John Harris, "A Cerebral Fix"
source?, January ?, 1991
THE PLACE of the B-side in '90s pop culture is small; it's an irritating encumbrance on lazy artists, most of whom see fit to fill it with some pointless remix or yawn-inducing instrumental.
Not so The Fall. Their prolific 45 output has always been augmented by a series of weird, difficult and often baffling slices of Mark E Smith's prickly genius.
Between '84 and '89, the Fall's singles gradually took on the mantle of commerciality, as the sun-soaked Californian sensibility of Brix Smith pushed Mark away from his dank Manc underworld towards the charts. Fall B-sides, however, stayed as strange as the band's pre-Brix gear.
The work collected here has a weird appeal. There are few hooklines to send you running to the turntable for a further fix, few songs that grab your attention instantly.
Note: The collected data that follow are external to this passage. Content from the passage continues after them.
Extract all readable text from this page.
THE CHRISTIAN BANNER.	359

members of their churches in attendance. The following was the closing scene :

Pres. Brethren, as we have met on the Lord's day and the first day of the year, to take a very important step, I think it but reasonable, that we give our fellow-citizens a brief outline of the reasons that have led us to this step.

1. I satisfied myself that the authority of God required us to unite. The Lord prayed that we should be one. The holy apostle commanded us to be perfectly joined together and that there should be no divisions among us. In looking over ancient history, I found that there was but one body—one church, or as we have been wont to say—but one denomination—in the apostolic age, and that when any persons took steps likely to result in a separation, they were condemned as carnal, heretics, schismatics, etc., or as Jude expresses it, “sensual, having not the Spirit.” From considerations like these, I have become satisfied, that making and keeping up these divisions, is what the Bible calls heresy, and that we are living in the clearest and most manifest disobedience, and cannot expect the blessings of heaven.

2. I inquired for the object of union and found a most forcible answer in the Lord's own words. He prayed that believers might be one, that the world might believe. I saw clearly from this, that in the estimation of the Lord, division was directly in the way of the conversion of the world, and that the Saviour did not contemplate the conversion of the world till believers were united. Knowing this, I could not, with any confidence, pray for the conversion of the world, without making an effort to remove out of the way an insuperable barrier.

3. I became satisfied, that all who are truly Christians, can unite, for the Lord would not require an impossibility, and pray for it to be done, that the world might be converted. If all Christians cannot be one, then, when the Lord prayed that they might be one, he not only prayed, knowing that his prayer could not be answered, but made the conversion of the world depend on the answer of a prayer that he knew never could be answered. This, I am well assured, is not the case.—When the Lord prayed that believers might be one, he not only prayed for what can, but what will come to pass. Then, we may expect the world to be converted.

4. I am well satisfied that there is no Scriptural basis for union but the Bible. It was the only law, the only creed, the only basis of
Indeed, the first few spins are unproductive - the record seems to have collected moments that are far too esoteric, off-the-wall and clever-clever for any kind of enjoyment.
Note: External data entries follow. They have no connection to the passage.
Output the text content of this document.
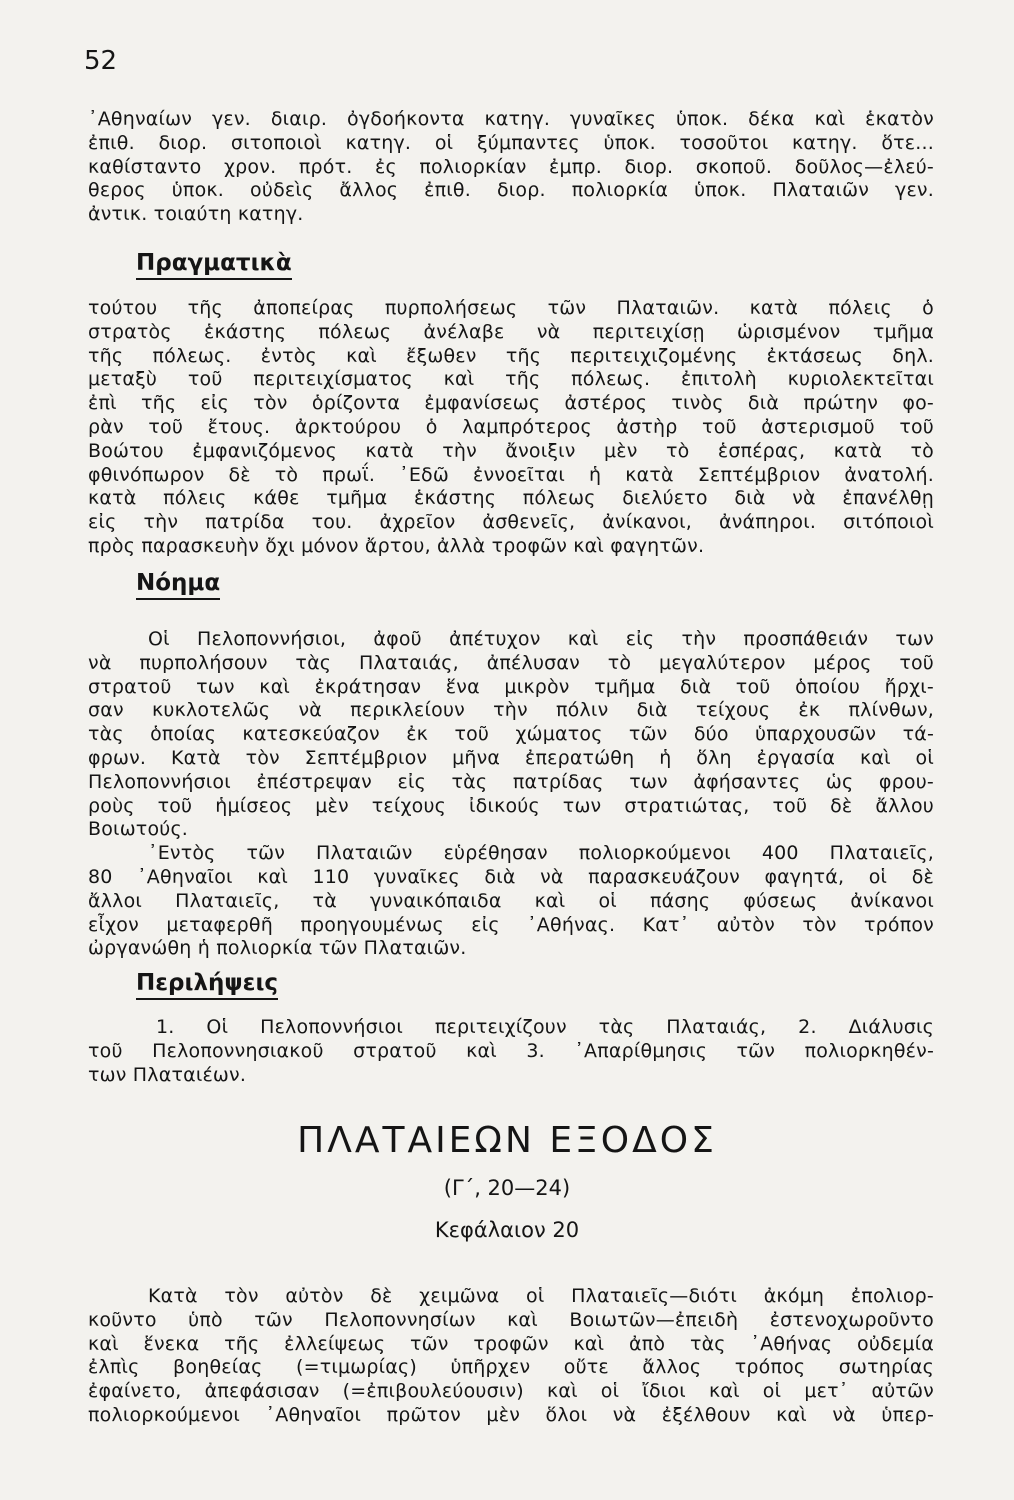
52
᾿Αθηναίων γεν. διαιρ. ὀγδοήκοντα κατηγ. γυναῖκες ὑποκ. δέκα καὶ ἑκατὸν
ἐπιθ. διορ. σιτοποιοὶ κατηγ. οἱ ξύμπαντες ὑποκ. τοσοῦτοι κατηγ. ὅτε...
καθίσταντο χρον. πρότ. ἐς πολιορκίαν ἐμπρ. διορ. σκοποῦ. δοῦλος—ἐλεύ-
θερος ὑποκ. οὐδεὶς ἄλλος ἐπιθ. διορ. πολιορκία ὑποκ. Πλαταιῶν γεν.
ἀντικ. τοιαύτη κατηγ.
Πραγματικὰ
τούτου τῆς ἀποπείρας πυρπολήσεως τῶν Πλαταιῶν. κατὰ πόλεις ὁ
στρατὸς ἑκάστης πόλεως ἀνέλαβε νὰ περιτειχίσῃ ὡρισμένον τμῆμα
τῆς πόλεως. ἐντὸς καὶ ἔξωθεν τῆς περιτειχιζομένης ἐκτάσεως δηλ.
μεταξὺ τοῦ περιτειχίσματος καὶ τῆς πόλεως. ἐπιτολὴ κυριολεκτεῖται
ἐπὶ τῆς εἰς τὸν ὁρίζοντα ἐμφανίσεως ἀστέρος τινὸς διὰ πρώτην φο-
ρὰν τοῦ ἔτους. ἀρκτούρου ὁ λαμπρότερος ἀστὴρ τοῦ ἀστερισμοῦ τοῦ
Βοώτου ἐμφανιζόμενος κατὰ τὴν ἄνοιξιν μὲν τὸ ἑσπέρας, κατὰ τὸ
φθινόπωρον δὲ τὸ πρωΐ. ᾿Εδῶ ἐννοεῖται ἡ κατὰ Σεπτέμβριον ἀνατολή.
κατὰ πόλεις κάθε τμῆμα ἑκάστης πόλεως διελύετο διὰ νὰ ἐπανέλθῃ
εἰς τὴν πατρίδα του. ἀχρεῖον ἀσθενεῖς, ἀνίκανοι, ἀνάπηροι. σιτόποιοὶ
πρὸς παρασκευὴν ὄχι μόνον ἄρτου, ἀλλὰ τροφῶν καὶ φαγητῶν.
Νόημα
Οἱ Πελοποννήσιοι, ἀφοῦ ἀπέτυχον καὶ εἰς τὴν προσπάθειάν των
νὰ πυρπολήσουν τὰς Πλαταιάς, ἀπέλυσαν τὸ μεγαλύτερον μέρος τοῦ
στρατοῦ των καὶ ἐκράτησαν ἕνα μικρὸν τμῆμα διὰ τοῦ ὁποίου ἤρχι-
σαν κυκλοτελῶς νὰ περικλείουν τὴν πόλιν διὰ τείχους ἐκ πλίνθων,
τὰς ὁποίας κατεσκεύαζον ἐκ τοῦ χώματος τῶν δύο ὑπαρχουσῶν τά-
φρων. Κατὰ τὸν Σεπτέμβριον μῆνα ἐπερατώθη ἡ ὅλη ἐργασία καὶ οἱ
Πελοποννήσιοι ἐπέστρεψαν εἰς τὰς πατρίδας των ἀφήσαντες ὡς φρου-
ροὺς τοῦ ἡμίσεος μὲν τείχους ἰδικούς των στρατιώτας, τοῦ δὲ ἄλλου
Βοιωτούς.
᾿Εντὸς τῶν Πλαταιῶν εὑρέθησαν πολιορκούμενοι 400 Πλαταιεῖς,
80 ᾿Αθηναῖοι καὶ 110 γυναῖκες διὰ νὰ παρασκευάζουν φαγητά, οἱ δὲ
ἄλλοι Πλαταιεῖς, τὰ γυναικόπαιδα καὶ οἱ πάσης φύσεως ἀνίκανοι
εἶχον μεταφερθῆ προηγουμένως εἰς ᾿Αθήνας. Κατ᾿ αὐτὸν τὸν τρόπον
ὠργανώθη ἡ πολιορκία τῶν Πλαταιῶν.
Περιλήψεις
1. Οἱ Πελοποννήσιοι περιτειχίζουν τὰς Πλαταιάς, 2. Διάλυσις
τοῦ Πελοποννησιακοῦ στρατοῦ καὶ 3. ᾿Απαρίθμησις τῶν πολιορκηθέν-
των Πλαταιέων.
ΠΛΑΤΑΙΕΩΝ ΕΞΟΔΟΣ
(Γ΄, 20—24)
Κεφάλαιον 20
Κατὰ τὸν αὐτὸν δὲ χειμῶνα οἱ Πλαταιεῖς—διότι ἀκόμη ἐπολιορ-
κοῦντο ὑπὸ τῶν Πελοποννησίων καὶ Βοιωτῶν—ἐπειδὴ ἐστενοχωροῦντο
καὶ ἕνεκα τῆς ἐλλείψεως τῶν τροφῶν καὶ ἀπὸ τὰς ᾿Αθήνας οὐδεμία
ἐλπὶς βοηθείας (=τιμωρίας) ὑπῆρχεν οὔτε ἄλλος τρόπος σωτηρίας
ἐφαίνετο, ἀπεφάσισαν (=ἐπιβουλεύουσιν) καὶ οἱ ἴδιοι καὶ οἱ μετ᾿ αὐτῶν
πολιορκούμενοι ᾿Αθηναῖοι πρῶτον μὲν ὅλοι νὰ ἐξέλθουν καὶ νὰ ὑπερ-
What drags you back, however, are those fascinating qualities possessed by all Fall tunes. Can you resist repeat prescriptions of the band's peculiar rhythms and scratchy arrangements? Can you refuse further doses of Mark's oddball poetry?
Of course not. While most bands revel in the obvious, making music that infects your feet but comes nowhere near your cranium, Fall songs specialise in the cerebral - as a result, pieces like 'Vixen', 'Pat-Trip Dispenser', the puzzling 'Sleep Debt Snatches' and 'Lucifer Over Lancashire' (among others) are compulsive, addictive listening, shedding light on the weird mind of Mark E. "McGinty thought he could fool The Fall with his imitation speeds [sic]," he drawls on 'Dispenser'. "But he hadn't accounted for their psychic nose". Quite.
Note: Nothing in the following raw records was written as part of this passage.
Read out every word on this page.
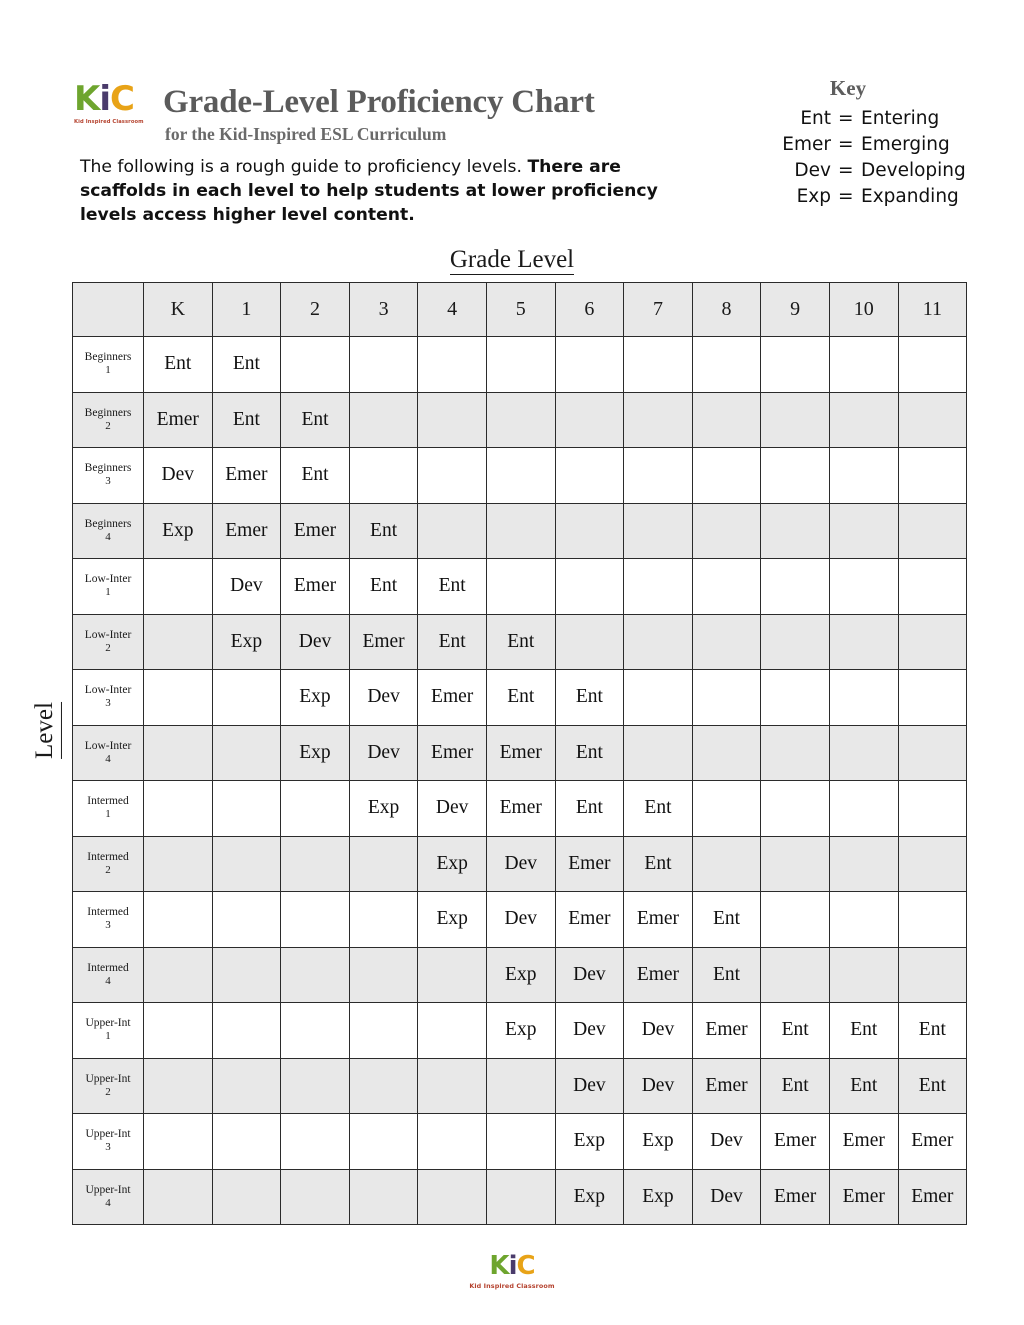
KiC
Kid Inspired Classroom
Grade-Level Proficiency Chart
for the Kid-Inspired ESL Curriculum
The following is a rough guide to proficiency levels. There are scaffolds in each level to help students at lower proficiency levels access higher level content.
Key
Ent = Entering
Emer = Emerging
Dev = Developing
Exp = Expanding
Grade Level
Level
	K	1	2	3	4	5	6	7	8	9	10	11
Beginners
1	Ent	Ent										
Beginners
2	Emer	Ent	Ent									
Beginners
3	Dev	Emer	Ent									
Beginners
4	Exp	Emer	Emer	Ent								
Low-Inter
1		Dev	Emer	Ent	Ent							
Low-Inter
2		Exp	Dev	Emer	Ent	Ent						
Low-Inter
3			Exp	Dev	Emer	Ent	Ent					
Low-Inter
4			Exp	Dev	Emer	Emer	Ent					
Intermed
1				Exp	Dev	Emer	Ent	Ent				
Intermed
2					Exp	Dev	Emer	Ent				
Intermed
3					Exp	Dev	Emer	Emer	Ent			
Intermed
4						Exp	Dev	Emer	Ent			
Upper-Int
1						Exp	Dev	Dev	Emer	Ent	Ent	Ent
Upper-Int
2							Dev	Dev	Emer	Ent	Ent	Ent
Upper-Int
3							Exp	Exp	Dev	Emer	Emer	Emer
Upper-Int
4							Exp	Exp	Dev	Emer	Emer	Emer
KiC
Kid Inspired Classroom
For a definitive piece of strangeness, meanwhile, check out 'Guest Informant', the stroke of genius that closed the 'Frenz Experiment' LP. "In the morning stock of another Sunday over," recalls Mark, "the miserable Scottish hotel resembled a Genesis or Marillion 1973 LP cover - the hotel staff had been dismissed - it was me with the hoover. . .and the OAPs". The man really should write a book.
But there's more. Who was the "superhero in harlequin kecks" who "couldn't tell Lou Reed from the Who" [sic] mentioned in 'Shoulder Pads'? And did Mark really come across the burglars, brass bands and plane crashes described in 'Auto Tech Pilot'?
Welcome - once again - to the wonderful and frightening world of The Fall.